Public health: devolution, evolution or revolution?

October 6, 2015 in President's Blog by Andrew Furber

Devolution is certainly the flavour of the month. It has brought new vocabulary such as DevoManc or, my personal favourite, DevoScouse. It even got David Cameron into hot water when he joked that the good folk of Yorkshire couldn’t agree amongst themselves on their devolution deal. Of course, being employed by a Yorkshire local authority, I couldn’t possibly comment.

I’ve just completed visits to ADPH members in Scotland, Northern Ireland and Wales. My visit to Belfast also included meeting the chair of the Directors of Public Health network from the Republic of Ireland (who, I am pleased to say, is keen to collaborate with public health colleagues not only to the north of the border but across the UK). I also met with all four Chief Medical Officers (or her representative in the case of Wales). I thoroughly enjoyed all the visits and learned much. I was encouraged at how much ADPH was valued, as well as by having some time to discuss how we could support our members even better.

And it reminded me that devolution is nothing new for the public health system. We have much to learn from devolved arrangements across the UK, as well as how things are developing within England.

In this short blog I can’t do justice to the differences between public health systems in the four nations. Suffice to say all had areas of strength as well as particular challenges. All those I have spoken to agree that some careful analysis of these differences would help us all and I am exploring how we can get this done. I am keen that ADPH facilitates this so the output is useful to you, our members, as you lead and influence locally.

However, it is equally important that we have the opportunity to discuss amongst ourselves. Our Annual Conference on 2 November 2015 will look at how we make the case for public health, including within the devolution conversation. Please come and share your experiences and hear from those at the devolution coalface across the UK. If you haven’t done so already, you can book your place here. Confirmed speakers include Stephen Dorrell and Anna Dixon so it promises to be an insightful programme.

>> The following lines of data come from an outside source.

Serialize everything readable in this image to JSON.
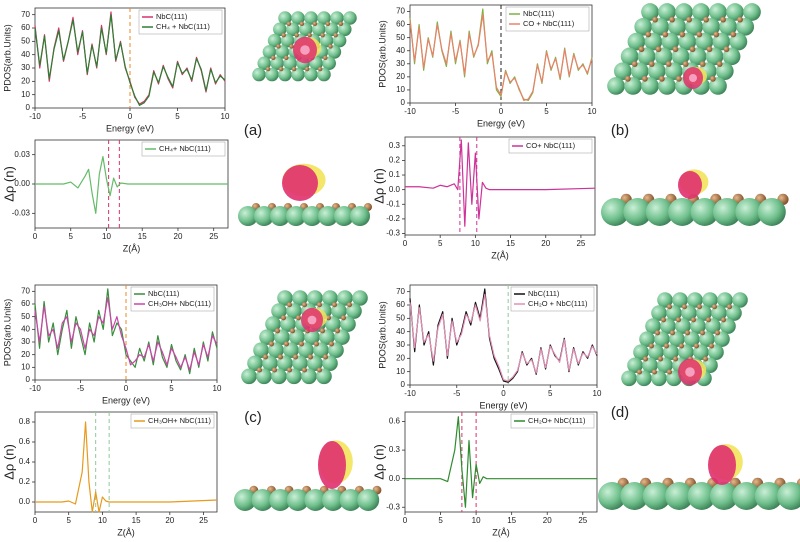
{
  "panel_labels": [
    "(a)",
    "(b)",
    "(c)",
    "(d)"
  ],
  "chart_data": [
    {
      "type": "line",
      "x_label": "Energy (eV)",
      "y_label": "PDOS(arb.Units)",
      "x": [
        -10,
        -9.5,
        -9,
        -8.5,
        -8,
        -7.5,
        -7,
        -6.5,
        -6,
        -5.5,
        -5,
        -4.5,
        -4,
        -3.5,
        -3,
        -2.5,
        -2,
        -1.5,
        -1,
        -0.5,
        0,
        0.5,
        1,
        1.5,
        2,
        2.5,
        3,
        3.5,
        4,
        4.5,
        5,
        5.5,
        6,
        6.5,
        7,
        7.5,
        8,
        8.5,
        9,
        9.5,
        10
      ],
      "series": [
        {
          "name": "NbC(111)",
          "color": "#d6336c",
          "values": [
            62,
            30,
            55,
            20,
            45,
            60,
            35,
            50,
            68,
            40,
            58,
            25,
            48,
            30,
            62,
            40,
            72,
            35,
            50,
            30,
            20,
            8,
            3,
            5,
            10,
            28,
            18,
            32,
            22,
            15,
            35,
            25,
            30,
            20,
            38,
            28,
            12,
            30,
            18,
            25,
            20
          ]
        },
        {
          "name": "CH₄ + NbC(111)",
          "color": "#2e7d32",
          "values": [
            60,
            32,
            54,
            22,
            44,
            58,
            36,
            50,
            66,
            42,
            57,
            26,
            47,
            31,
            60,
            41,
            70,
            36,
            49,
            31,
            19,
            9,
            2,
            4,
            9,
            27,
            19,
            31,
            23,
            16,
            34,
            26,
            29,
            21,
            37,
            29,
            13,
            29,
            19,
            24,
            21
          ]
        }
      ],
      "reference_lines": [
        {
          "x": 0,
          "color": "#e8892b"
        }
      ],
      "xlim": [
        -10,
        10
      ],
      "xticks": [
        -10,
        -5,
        0,
        5,
        10
      ],
      "ylim": [
        0,
        75
      ],
      "yticks": [
        0,
        10,
        20,
        30,
        40,
        50,
        60,
        70
      ]
    },
    {
      "type": "line",
      "x_label": "Z(Å)",
      "y_label": "Δρ (n)",
      "x": [
        0,
        2,
        4,
        5,
        6,
        7,
        7.5,
        8,
        8.5,
        9,
        9.5,
        10,
        10.5,
        11,
        11.5,
        12,
        13,
        15,
        20,
        27
      ],
      "series": [
        {
          "name": "CH₄+ NbC(111)",
          "color": "#66bb6a",
          "values": [
            0,
            0,
            0,
            0.002,
            -0.004,
            0.008,
            0.015,
            -0.01,
            -0.03,
            0.01,
            0.028,
            0.005,
            -0.012,
            0.006,
            -0.003,
            0.001,
            0,
            0,
            0,
            0
          ]
        }
      ],
      "reference_lines": [
        {
          "x": 10.3,
          "color": "#d6336c"
        },
        {
          "x": 11.8,
          "color": "#d6336c"
        }
      ],
      "xlim": [
        0,
        27
      ],
      "xticks": [
        0,
        5,
        10,
        15,
        20,
        25
      ],
      "ylim": [
        -0.045,
        0.045
      ],
      "yticks": [
        {
          "value": -0.03,
          "label": "-0.03"
        },
        {
          "value": 0,
          "label": "0.00"
        },
        {
          "value": 0.03,
          "label": "0.03"
        }
      ]
    },
    {
      "type": "line",
      "x_label": "Energy (eV)",
      "y_label": "PDOS(arb.Units)",
      "x": [
        -10,
        -9.5,
        -9,
        -8.5,
        -8,
        -7.5,
        -7,
        -6.5,
        -6,
        -5.5,
        -5,
        -4.5,
        -4,
        -3.5,
        -3,
        -2.5,
        -2,
        -1.5,
        -1,
        -0.5,
        0,
        0.5,
        1,
        1.5,
        2,
        2.5,
        3,
        3.5,
        4,
        4.5,
        5,
        5.5,
        6,
        6.5,
        7,
        7.5,
        8,
        8.5,
        9,
        9.5,
        10
      ],
      "series": [
        {
          "name": "NbC(111)",
          "color": "#7cb342",
          "values": [
            65,
            30,
            60,
            25,
            50,
            35,
            62,
            40,
            28,
            55,
            30,
            48,
            20,
            55,
            35,
            45,
            72,
            30,
            40,
            10,
            5,
            25,
            15,
            20,
            10,
            3,
            2,
            8,
            30,
            15,
            40,
            25,
            35,
            18,
            42,
            20,
            38,
            25,
            30,
            22,
            35
          ]
        },
        {
          "name": "CO + NbC(111)",
          "color": "#e8826a",
          "values": [
            63,
            32,
            58,
            27,
            49,
            36,
            60,
            41,
            30,
            53,
            32,
            47,
            22,
            53,
            36,
            44,
            68,
            32,
            38,
            12,
            6,
            24,
            16,
            19,
            11,
            2,
            3,
            9,
            29,
            16,
            39,
            26,
            34,
            19,
            41,
            21,
            37,
            26,
            29,
            23,
            34
          ]
        }
      ],
      "reference_lines": [
        {
          "x": 0,
          "color": "#222222"
        }
      ],
      "xlim": [
        -10,
        10
      ],
      "xticks": [
        -10,
        -5,
        0,
        5,
        10
      ],
      "ylim": [
        0,
        75
      ],
      "yticks": [
        0,
        10,
        20,
        30,
        40,
        50,
        60,
        70
      ]
    },
    {
      "type": "line",
      "x_label": "Z(Å)",
      "y_label": "Δρ (n)",
      "x": [
        0,
        2,
        4,
        5,
        6,
        7,
        7.5,
        8,
        8.5,
        9,
        9.5,
        10,
        10.5,
        11,
        11.5,
        12,
        13,
        15,
        20,
        27
      ],
      "series": [
        {
          "name": "CO+ NbC(111)",
          "color": "#cc3399",
          "values": [
            0.02,
            0.02,
            0.01,
            0.03,
            0.02,
            0.04,
            0,
            0.34,
            -0.25,
            0.32,
            -0.1,
            0.25,
            -0.2,
            0.05,
            0.01,
            0,
            0,
            0,
            0,
            0.01
          ]
        }
      ],
      "reference_lines": [
        {
          "x": 7.8,
          "color": "#cc3399"
        },
        {
          "x": 10.2,
          "color": "#cc3399"
        }
      ],
      "xlim": [
        0,
        27
      ],
      "xticks": [
        0,
        5,
        10,
        15,
        20,
        25
      ],
      "ylim": [
        -0.31,
        0.36
      ],
      "yticks": [
        {
          "value": -0.3,
          "label": "-0.3"
        },
        {
          "value": -0.2,
          "label": "-0.2"
        },
        {
          "value": -0.1,
          "label": "-0.1"
        },
        {
          "value": 0,
          "label": "0.0"
        },
        0.1,
        0.2,
        0.3
      ]
    },
    {
      "type": "line",
      "x_label": "Energy (eV)",
      "y_label": "PDOS(arb.Units)",
      "x": [
        -10,
        -9.5,
        -9,
        -8.5,
        -8,
        -7.5,
        -7,
        -6.5,
        -6,
        -5.5,
        -5,
        -4.5,
        -4,
        -3.5,
        -3,
        -2.5,
        -2,
        -1.5,
        -1,
        -0.5,
        0,
        0.5,
        1,
        1.5,
        2,
        2.5,
        3,
        3.5,
        4,
        4.5,
        5,
        5.5,
        6,
        6.5,
        7,
        7.5,
        8,
        8.5,
        9,
        9.5,
        10
      ],
      "series": [
        {
          "name": "NbC(111)",
          "color": "#388e3c",
          "values": [
            60,
            25,
            62,
            30,
            45,
            20,
            40,
            55,
            25,
            50,
            35,
            20,
            45,
            30,
            55,
            40,
            72,
            35,
            45,
            40,
            20,
            15,
            10,
            25,
            15,
            30,
            12,
            35,
            18,
            10,
            28,
            15,
            8,
            20,
            5,
            25,
            10,
            30,
            15,
            38,
            25
          ]
        },
        {
          "name": "CH₃OH+ NbC(111)",
          "color": "#cc44aa",
          "values": [
            55,
            30,
            58,
            35,
            40,
            25,
            45,
            50,
            30,
            45,
            40,
            25,
            40,
            35,
            50,
            45,
            65,
            40,
            50,
            35,
            25,
            12,
            15,
            20,
            18,
            28,
            15,
            30,
            22,
            12,
            25,
            18,
            10,
            18,
            8,
            22,
            12,
            28,
            18,
            35,
            28
          ]
        }
      ],
      "reference_lines": [
        {
          "x": 0,
          "color": "#e8892b"
        }
      ],
      "xlim": [
        -10,
        10
      ],
      "xticks": [
        -10,
        -5,
        0,
        5,
        10
      ],
      "ylim": [
        0,
        75
      ],
      "yticks": [
        0,
        10,
        20,
        30,
        40,
        50,
        60,
        70
      ]
    },
    {
      "type": "line",
      "x_label": "Z(Å)",
      "y_label": "Δρ (n)",
      "x": [
        0,
        2,
        4,
        5,
        6,
        7,
        7.5,
        8,
        8.5,
        9,
        9.5,
        10,
        10.5,
        11,
        11.5,
        12,
        13,
        15,
        20,
        27
      ],
      "series": [
        {
          "name": "CH₃OH+ NbC(111)",
          "color": "#e69a1e",
          "values": [
            0,
            0,
            0,
            0.01,
            -0.02,
            0.3,
            0.8,
            0.2,
            -0.1,
            0.1,
            -0.1,
            0.05,
            0.01,
            0,
            0,
            0,
            0,
            0,
            0,
            0.02
          ]
        }
      ],
      "reference_lines": [
        {
          "x": 9,
          "color": "#8fc99a"
        },
        {
          "x": 11,
          "color": "#8fc99a"
        }
      ],
      "xlim": [
        0,
        27
      ],
      "xticks": [
        0,
        5,
        10,
        15,
        20,
        25
      ],
      "ylim": [
        -0.1,
        0.9
      ],
      "yticks": [
        {
          "value": 0,
          "label": "0.0"
        },
        0.2,
        0.4,
        0.6,
        0.8
      ]
    },
    {
      "type": "line",
      "x_label": "Energy (eV)",
      "y_label": "PDOS(arb.Units)",
      "x": [
        -10,
        -9.5,
        -9,
        -8.5,
        -8,
        -7.5,
        -7,
        -6.5,
        -6,
        -5.5,
        -5,
        -4.5,
        -4,
        -3.5,
        -3,
        -2.5,
        -2,
        -1.5,
        -1,
        -0.5,
        0,
        0.5,
        1,
        1.5,
        2,
        2.5,
        3,
        3.5,
        4,
        4.5,
        5,
        5.5,
        6,
        6.5,
        7,
        7.5,
        8,
        8.5,
        9,
        9.5,
        10
      ],
      "series": [
        {
          "name": "NbC(111)",
          "color": "#111111",
          "values": [
            65,
            25,
            60,
            30,
            40,
            15,
            45,
            55,
            20,
            50,
            30,
            40,
            55,
            45,
            62,
            50,
            72,
            35,
            20,
            12,
            3,
            2,
            5,
            10,
            25,
            15,
            20,
            8,
            28,
            12,
            30,
            22,
            18,
            35,
            10,
            28,
            15,
            25,
            20,
            30,
            22
          ]
        },
        {
          "name": "CH₂O + NbC(111)",
          "color": "#e38fb6",
          "values": [
            62,
            28,
            58,
            32,
            38,
            18,
            43,
            53,
            22,
            48,
            32,
            38,
            53,
            47,
            60,
            48,
            68,
            37,
            22,
            14,
            4,
            3,
            6,
            11,
            24,
            16,
            19,
            9,
            27,
            13,
            29,
            23,
            17,
            34,
            11,
            27,
            16,
            24,
            21,
            29,
            23
          ]
        }
      ],
      "reference_lines": [
        {
          "x": 0.5,
          "color": "#8fc99a"
        }
      ],
      "xlim": [
        -10,
        10
      ],
      "xticks": [
        -10,
        -5,
        0,
        5,
        10
      ],
      "ylim": [
        0,
        75
      ],
      "yticks": [
        0,
        10,
        20,
        30,
        40,
        50,
        60,
        70
      ]
    },
    {
      "type": "line",
      "x_label": "Z(Å)",
      "y_label": "Δρ (n)",
      "x": [
        0,
        2,
        4,
        5,
        6,
        7,
        7.5,
        8,
        8.5,
        9,
        9.5,
        10,
        10.5,
        11,
        11.5,
        12,
        13,
        15,
        20,
        27
      ],
      "series": [
        {
          "name": "CH₂O+ NbC(111)",
          "color": "#2e8b2e",
          "values": [
            0,
            0,
            0,
            0,
            -0.03,
            0.3,
            0.65,
            0.1,
            -0.3,
            0.4,
            -0.2,
            0.15,
            -0.05,
            0.02,
            0,
            0,
            0,
            0,
            0,
            0
          ]
        }
      ],
      "reference_lines": [
        {
          "x": 8,
          "color": "#d6336c"
        },
        {
          "x": 10,
          "color": "#d6336c"
        }
      ],
      "xlim": [
        0,
        27
      ],
      "xticks": [
        0,
        5,
        10,
        15,
        20,
        25
      ],
      "ylim": [
        -0.35,
        0.7
      ],
      "yticks": [
        {
          "value": -0.3,
          "label": "-0.3"
        },
        {
          "value": 0,
          "label": "0.0"
        },
        0.3,
        0.6
      ]
    }
  ]
}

In England it seems to me that many places understand the opportunity of devolution to improve the health of the public, but some perhaps need a further nudge. At the recent Public Health England Annual Conference, Steven Pleasant (Chief Executive of Tameside Metropolitan Borough Council) described how the key factor holding back Greater Manchester economic productivity was poor health. There is highly likely to be a case for a public health contribution even where there is no appetite to include health services in a devolution deal. ADPH has been advocating at the highest level for the value added by local Directors of Public Health to devolution discussions.

However unstable we think the system is at the moment, we have all been shocked at the circumstances many refugees have found themselves in over recent months. Whilst Syria is the focus of our attention currently, we know Syria is not unique. I am grateful to Abdul Razzaq for pulling together a response from ADPH which can be found here. I know from my conversations with you that DsPH have the necessary capability and are ready to respond. Nationally we have played our part in calling for the response to be expedited and adequately resourced.

As ever, I and the ADPH team are keen to hear from our members, both when you think we’ve got it right and also when you think we could do better. We have an ADPH Board away day on 16 October where we can take stock and also consider the future direction for our organisation.
So whether or not you think public health will benefit from devolution, evolution or possibly even revolution, I hope to see you and on 2 November and hear your views!